Journée mondiale du coton - La filière de coton biologique au cœur de la coopération franco-malienne

En février 2019, le groupe français Carrefour et la Compagnie malienne de développement des textiles (CMDT) se sont engagés mutuellement à faire du Mali le premier producteur de coton biologique du continent d’ici 5 ans. Le projet AgrECO de l’Agence française de Développement (AFD), signé en septembre dernier, vient en soutien à cette transition écologique dans le secteur cotonnier malien.

Employant 27% de la population active, le secteur du coton au Mali place le pays en tête des producteurs de coton d’Afrique. Ces derniers mois, à l’initiative d’une volonté commune des présidents Ibrahim Boubacar Keita et Emmanuel Macron, ce secteur a été placé au cœur de la coopération économique franco-malienne et fait l’objet d’échanges de haut niveau entre autorités françaises et opérateurs. Ainsi, en février 2019, la Compagnie malienne de développement des textiles (CMDT) et le groupe français Carrefour ont signé un engagement réciproque de produire (pour la première) et acheter (pour le second) le coton biologique issu de la future chaîne de production malienne.

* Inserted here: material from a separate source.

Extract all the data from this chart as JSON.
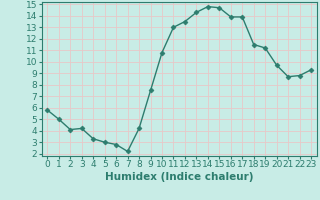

Partenaire du Groupe Carrefour, Eléphant Vert envisage l’extension des activités de son usine de fertilisants biologiques à Ségou.

Le projet AgrECO, soutien de l’AFD pour le développement d’une cotonculture bio

En parallèle de cet engagement réciproque des acteurs économiques français et maliens, l’AFD a signé, à l’occasion de la visite du Premier ministre Boubou Cissé à Paris en septembre, une nouvelle convention pour soutenir le secteur du coton au Mali. D’un montant de 18,5 M€, ce projet AgrECO a pour double objectif d’appuyer la transition agro-écologique des systèmes de production en zone cotonnière, et d’améliorer durablement les revenus des producteurs.

Il se divise en deux étapes :

-  l’accompagnement des producteurs vers une production durable au niveau de la promotion des techniques agro-écologiques (promotion des bio fertilisants, bio pesticides, formation à leur utilisation, mise en synergie des réseaux paysans utilisant ces produits), de l’amélioration de la productivité et de la durabilité des systèmes d’exploitation (parcelles de démonstration, visites d’échanges, intégration du bio dans le CEF) ainsi qu’au niveau de la diversification et de l’amélioration durable du revenu des femmes ;
-  l’amélioration des pratiques agronomiques vers la transition agro-écologique, avec notamment l’amélioration des itinéraires techniques de production de coton biologique.

Si la production de coton biologique de la CMDT est actuellement marginale (200 tonnes sur une production annuelle totale de 800 000), le potentiel est estimé à plusieurs milliers de tonnes par an. Cette filière bio est appelée à compléter celle du coton traditionnel, et représente pour les cotonculteurs des milliers d’emplois en plus ainsi qu’une hausse des revenus.